Порфишке порой кажется, не отрабатывает он те деньги, которые ему платят. Да и что можно сделать за восемь часов! Не успеет, как говорится, развернуться, войти в азарт, а тут звонок — кончай работу! Он согласен прихватывать в день по часу, по два: неприятно должником себя чувствовать! Одним из первых явился он на субботник: сколько делов можно с места сдвинуть! А узнав, что в субботнике принимают участие не только рабочие, но и конторщики, обрадовался: ни одна душа не должна в стороне оставаться! Благополучие страны целиком зависит от того, как люди работают. Империализм вон крестовый поход затевает, а как слаба еще Россия! Скорее бы в строй новые цехи! Больше чугуна, стали! А значит, больше тракторов, комбайнов… Нелегко в стране с хлебом. Который год после революции, а на полях все еще соха. Много ли хлеба от ковыряния сохой получишь? Нет, не зря Владимир Ильич велел Магнитную гору раскапывать, новые заводы строить!.. И раскопаем, построим!

Сидит, думает Порфирий, а из репродуктора льется музыка — широкая, тихая, словно река течет. Слушает он музыку, а сам будто на крыльях парит, кружит над своей Неклюдовкой. На поля, на луга, на речку Иванковку смотрит. На деревянный мосток, что повис над речкой. Рядом с мостком — верба. Одна-едннственная. Стоит, опустив ветви, как бы ждет кого-то. Может, его? Приятно ему от нахлынувших воспоминаний, от тепла нерастраченных чувств. Побывать бы в тех краях, да вот нет у него времени, не может он оставить работу — надо строить!

— Э-э, мечтатель, — подошел Глазырин. — Что нового?

— Все по-старому, кроме одного: ты опять — без денег.

— Угадал! Одолжи трешку.

— Если на это, то у меня, понимаешь, ну как тебе сказать…

— Вижу, есть. Сундучок вон какой завел — замок со звоном.

— Сундучок не только у меня. У Родиона вон, да и у тебя чемодан с секреткой!

— Лекарства там у меня.

— Это те, которые с красной головкой?

— Я не спрашиваю, что там у тебя — масло или сало.

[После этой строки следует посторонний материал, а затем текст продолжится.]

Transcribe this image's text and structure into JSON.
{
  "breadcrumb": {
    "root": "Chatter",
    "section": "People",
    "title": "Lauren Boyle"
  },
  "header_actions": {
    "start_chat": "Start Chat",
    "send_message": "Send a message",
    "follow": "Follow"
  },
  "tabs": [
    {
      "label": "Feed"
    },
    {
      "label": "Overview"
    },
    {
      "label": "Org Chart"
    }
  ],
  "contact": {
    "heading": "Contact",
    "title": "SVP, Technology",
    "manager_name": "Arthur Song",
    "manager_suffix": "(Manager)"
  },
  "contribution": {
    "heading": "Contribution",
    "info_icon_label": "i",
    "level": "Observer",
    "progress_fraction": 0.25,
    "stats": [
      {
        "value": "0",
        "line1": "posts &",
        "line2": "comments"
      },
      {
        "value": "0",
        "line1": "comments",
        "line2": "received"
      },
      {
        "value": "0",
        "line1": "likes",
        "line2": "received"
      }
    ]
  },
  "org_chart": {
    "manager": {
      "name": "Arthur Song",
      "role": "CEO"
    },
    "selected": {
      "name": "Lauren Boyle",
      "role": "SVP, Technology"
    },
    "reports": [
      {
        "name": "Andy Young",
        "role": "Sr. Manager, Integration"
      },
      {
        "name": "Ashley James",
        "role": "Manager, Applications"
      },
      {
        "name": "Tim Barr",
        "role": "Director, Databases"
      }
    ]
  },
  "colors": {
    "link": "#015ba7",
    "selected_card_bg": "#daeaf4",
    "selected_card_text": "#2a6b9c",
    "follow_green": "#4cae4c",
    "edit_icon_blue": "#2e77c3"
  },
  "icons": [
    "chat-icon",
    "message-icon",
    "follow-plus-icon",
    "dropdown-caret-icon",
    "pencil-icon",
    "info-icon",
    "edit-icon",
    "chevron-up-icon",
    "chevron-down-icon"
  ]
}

— Сало было у Родиона, да какой-то гад выкрал.

— Известно какой! — подхватил Родион. — Тот самый, который по ночам к кастелянше ходит.

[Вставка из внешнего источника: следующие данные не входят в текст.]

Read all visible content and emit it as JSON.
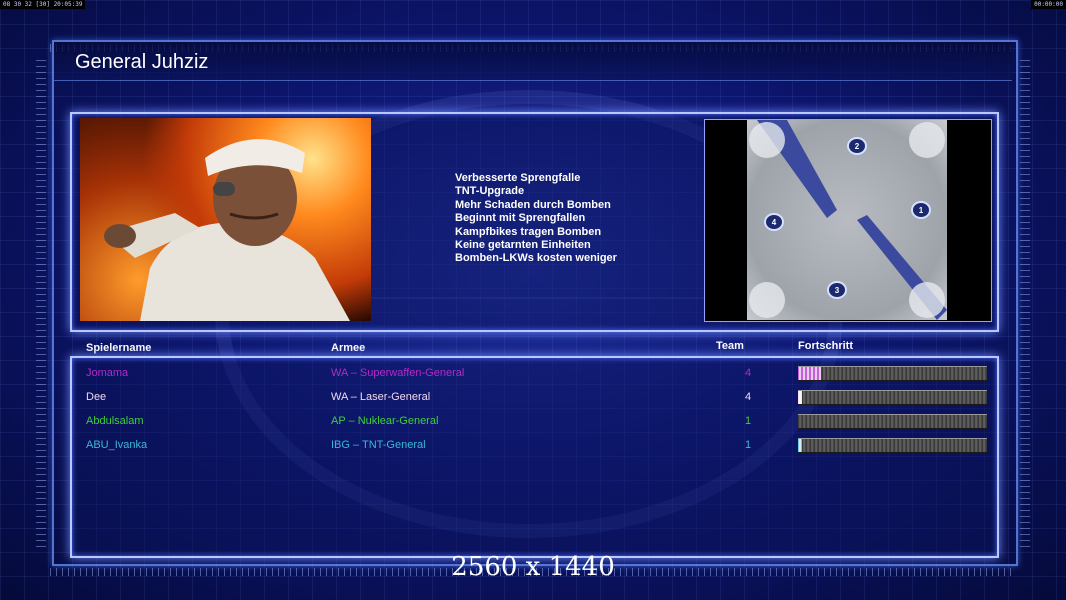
{
  "topbar": {
    "left_text": "08 30 32 [30] 20:05:39",
    "right_text": "00:00:00"
  },
  "title": "General Juhziz",
  "portrait_icon": "general-portrait",
  "bonuses": [
    "Verbesserte Sprengfalle",
    "TNT-Upgrade",
    "Mehr Schaden durch Bomben",
    "Beginnt mit Sprengfallen",
    "Kampfbikes tragen Bomben",
    "Keine getarnten Einheiten",
    "Bomben-LKWs kosten weniger"
  ],
  "map": {
    "markers": [
      "2",
      "4",
      "1",
      "3"
    ]
  },
  "columns": {
    "name": "Spielername",
    "army": "Armee",
    "team": "Team",
    "progress": "Fortschritt"
  },
  "players": [
    {
      "name": "Jomama",
      "army": "WA – Superwaffen-General",
      "team": "4",
      "color": "#b02cc8",
      "progress": 0.12
    },
    {
      "name": "Dee",
      "army": "WA – Laser-General",
      "team": "4",
      "color": "#f2d8ee",
      "progress": 0.02
    },
    {
      "name": "Abdulsalam",
      "army": "AP – Nuklear-General",
      "team": "1",
      "color": "#3fcf3c",
      "progress": 0.0
    },
    {
      "name": "ABU_Ivanka",
      "army": "IBG – TNT-General",
      "team": "1",
      "color": "#3bb8d6",
      "progress": 0.02
    }
  ],
  "resolution": "2560 x 1440"
}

— Я хожу! Ну и что? Ты меня поймал? — стал в позу Глазырин.

— В том-то и беда. Если б пымал, сразу бы мужской снасти лишил. Взял бы бритву и… Ей-бо!

— Ты, спрашиваю, видел? — наступал Глазырин. — Видел, говорю, кто украл?!

— Ничего я не видел.

— Ну и дурак. Сказано — Халява.

— При чем тут мое фамилие?

— А при том, что много на себя берешь… Бритву взял бы… Да у тебя и бритвы нет, вечно на ширмачка бреешься. Куркуль.

— А ты — жлоб!

— Что за кулацкие разговоры? — послышалось в двери.

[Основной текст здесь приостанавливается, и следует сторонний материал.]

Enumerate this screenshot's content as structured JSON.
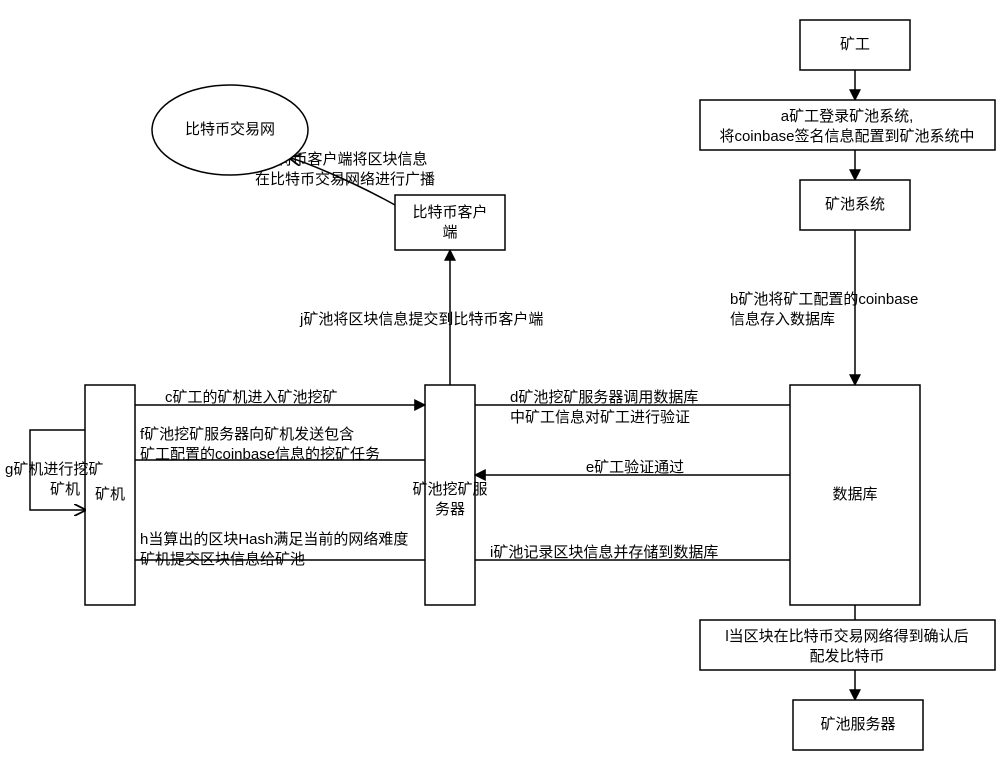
{
  "nodes": {
    "miner": "矿工",
    "pool_system": "矿池系统",
    "database": "数据库",
    "pool_server": "矿池服务器",
    "btc_client_l1": "比特币客户",
    "btc_client_l2": "端",
    "btc_net": "比特币交易网",
    "mining_machine": "矿机",
    "mining_server_l1": "矿池挖矿服",
    "mining_server_l2": "务器",
    "g_label_l1": "g矿机进行挖矿",
    "g_label_l2": "矿机"
  },
  "edges": {
    "a_l1": "a矿工登录矿池系统,",
    "a_l2": "将coinbase签名信息配置到矿池系统中",
    "b_l1": "b矿池将矿工配置的coinbase",
    "b_l2": "信息存入数据库",
    "c": "c矿工的矿机进入矿池挖矿",
    "d_l1": "d矿池挖矿服务器调用数据库",
    "d_l2": "中矿工信息对矿工进行验证",
    "e": "e矿工验证通过",
    "f_l1": "f矿池挖矿服务器向矿机发送包含",
    "f_l2": "矿工配置的coinbase信息的挖矿任务",
    "h_l1": "h当算出的区块Hash满足当前的网络难度",
    "h_l2": "矿机提交区块信息给矿池",
    "i": "i矿池记录区块信息并存储到数据库",
    "j": "j矿池将区块信息提交到比特币客户端",
    "k_l1": "k比特币客户端将区块信息",
    "k_l2": "在比特币交易网络进行广播",
    "l_l1": "l当区块在比特币交易网络得到确认后",
    "l_l2": "配发比特币"
  },
  "chart_data": {
    "type": "diagram",
    "title": "",
    "nodes": [
      {
        "id": "miner",
        "label": "矿工"
      },
      {
        "id": "pool_system",
        "label": "矿池系统"
      },
      {
        "id": "database",
        "label": "数据库"
      },
      {
        "id": "pool_server",
        "label": "矿池服务器"
      },
      {
        "id": "btc_client",
        "label": "比特币客户端"
      },
      {
        "id": "btc_net",
        "label": "比特币交易网"
      },
      {
        "id": "mining_machine",
        "label": "矿机"
      },
      {
        "id": "mining_server",
        "label": "矿池挖矿服务器"
      }
    ],
    "edges": [
      {
        "id": "a",
        "from": "miner",
        "to": "pool_system",
        "label": "a矿工登录矿池系统,将coinbase签名信息配置到矿池系统中"
      },
      {
        "id": "b",
        "from": "pool_system",
        "to": "database",
        "label": "b矿池将矿工配置的coinbase信息存入数据库"
      },
      {
        "id": "c",
        "from": "mining_machine",
        "to": "mining_server",
        "label": "c矿工的矿机进入矿池挖矿"
      },
      {
        "id": "d",
        "from": "mining_server",
        "to": "database",
        "label": "d矿池挖矿服务器调用数据库中矿工信息对矿工进行验证"
      },
      {
        "id": "e",
        "from": "database",
        "to": "mining_server",
        "label": "e矿工验证通过"
      },
      {
        "id": "f",
        "from": "mining_server",
        "to": "mining_machine",
        "label": "f矿池挖矿服务器向矿机发送包含矿工配置的coinbase信息的挖矿任务"
      },
      {
        "id": "g",
        "from": "mining_machine",
        "to": "mining_machine",
        "label": "g矿机进行挖矿"
      },
      {
        "id": "h",
        "from": "mining_machine",
        "to": "mining_server",
        "label": "h当算出的区块Hash满足当前的网络难度 矿机提交区块信息给矿池"
      },
      {
        "id": "i",
        "from": "mining_server",
        "to": "database",
        "label": "i矿池记录区块信息并存储到数据库"
      },
      {
        "id": "j",
        "from": "mining_server",
        "to": "btc_client",
        "label": "j矿池将区块信息提交到比特币客户端"
      },
      {
        "id": "k",
        "from": "btc_client",
        "to": "btc_net",
        "label": "k比特币客户端将区块信息在比特币交易网络进行广播"
      },
      {
        "id": "l",
        "from": "database",
        "to": "pool_server",
        "label": "l当区块在比特币交易网络得到确认后配发比特币"
      }
    ]
  }
}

На пороге стоял Богобоязный. В руках у него — продолговатый сверток. Глазырин шагнул навстречу:

— Салют! Только о тебе подумал, а ты — вот он!

— Постой, это какие же кулацкие разговоры? — поднялся Платон. — Не успел войти, а уже, как свинья, хрюкаешь. Где ты кулаков обнаружил? — По сундучкам видно!

— Что видно, того не стыдно. А вот ты все скрытно делаешь, исподтишка. И не совестно тебе, до сих пор не научил Федьку угол выкладывать! Боишься, кусок хлеба отнимет? Истинно по-кулацки. Да и сейчас пожаловал: смотрите на него, в руках сверток- — культура! А что там в свертке — пол-литра?

Богобоязный бросил недовольный взгляд на Платона, взъерошился:

— Ты меня поил? Деньги на водку давал? Ах нет, ну и сопи в дырки!

— К чертовой матери все это, — возмутился Родион. — Как кочета, едва сошлись, уже в драку… Кыш, скаженные!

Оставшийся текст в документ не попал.